A CONFER2 workshop has been hold in Pisa from March 29 to March 31. The program of the workshop is reported below.

3.14   University of Sussex

3.14.1   Research directions


Asynchronous Mobile Processes    Although asynchronous languages have recently become popular, at least as vehicles for implementation initiatives, there has been very little success in developing behavioral theories for such languages. As a step in this direction we investigated an asynchronous version of CCS and have found an equational inference systems which characterizes both may and must testing preorders for this language. Our hope is to extend this to the more expressive asynchronous pi-calculus. See CH98 for details.


Types for Distributed Processes    During this period we investigated the use of types to ensure locality of resources in distributed systems. The research, reported in YH99 below, was carried out in a higher-order version of the pi-calculus, augmented with the primitives from the call-by-value lambda-calculus, in which there is also a primitive notion of location. We showed that it was possible to extend existing IO-type systems for the pi-calculus to ensure that all resources (in this case modeled by pi-calculus channels), even those created dynamically, can be serviced at at most one location.


Higher-order behavioral equivalences    One major problem in developing behavioral theories for higher-order distributed calculi is the interaction between new name generation and functional abstraction. This interaction can be studied, in isolation from other distributed concepts, within an apparently very simple language called the nu-calculus, which consists of the lambda-calculus augmented with new name generation. In JR99 below it is shown that by adding assignment to this language bisimulation equivalence coincides with contextual equivalence. It is hoped that further work along these lines will help illuminate bisimulation equivalence for higher-order distributed languages.

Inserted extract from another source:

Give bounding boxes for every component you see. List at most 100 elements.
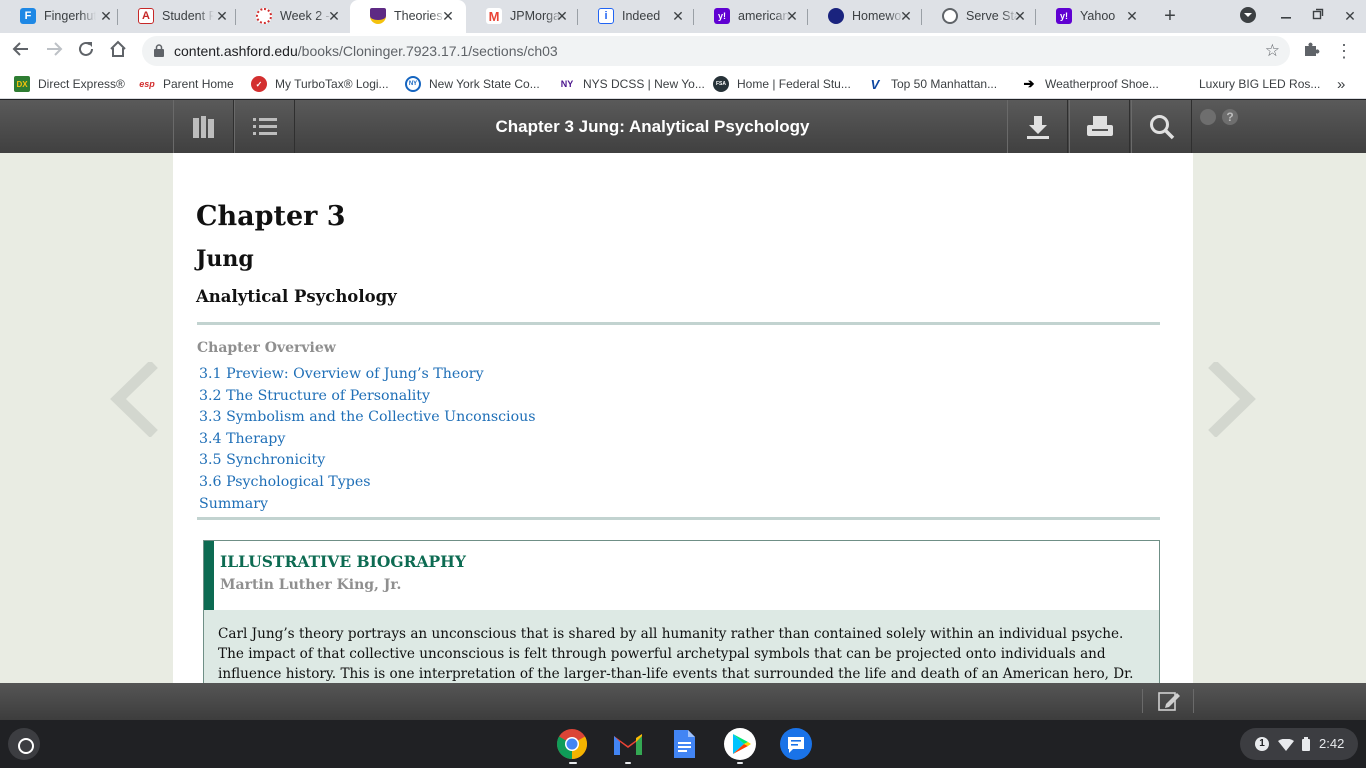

3.14.2   Personnel and Exchanges

The personnel at the University of Sussex who were actively involved in Confer-2 related research during the period covered by the progress report are Matthew Hennessy, Julian Rathke, Nobuko Yoshida.

Confer-2 resources were used to fund a research visit by Matthew Hennessy to INRIA-Sophia-Antipolis and to fund a research visit by Ilaria Castellani, from INRIA-Sophia-Antipolis to Sussex. In addition it supported (with permission) the attendance by Matthew Hennessy and Julian Rathke at the workshop HOOTS99.

3.14.3   Publications

[CH98]
Ilaria Castellani and Matthew Hennessy. Testing theories for asynchronous languages. In V Arvind and R Ramanujam, editors, 18th Conference on Foundations of Software Technology and Theoretical Computer Science (Chennai, India, December 17--19, 1998), lncs. sv, December 1998.

[Hen99]
Y. Yoshida M. Hennessy. Subtyping and locality in distributed higher order mobile processes (extended abstract). In CONCUR '99. Springer-Verlag, 1999. Full version available as Computer Science Technical Report 1/99, University of Sussex, 1997. Available from http://www.cogs.susx.ac.uk/.

[JR99]
A. Jeffrey and J. Rathke. Towards a theory of bisimulation for local names. In Proc. LICS'99, 14th Annual Symposium on Logic in Computer Science, Trento, pages 56--66. IEEE Computer Society Press, 1999.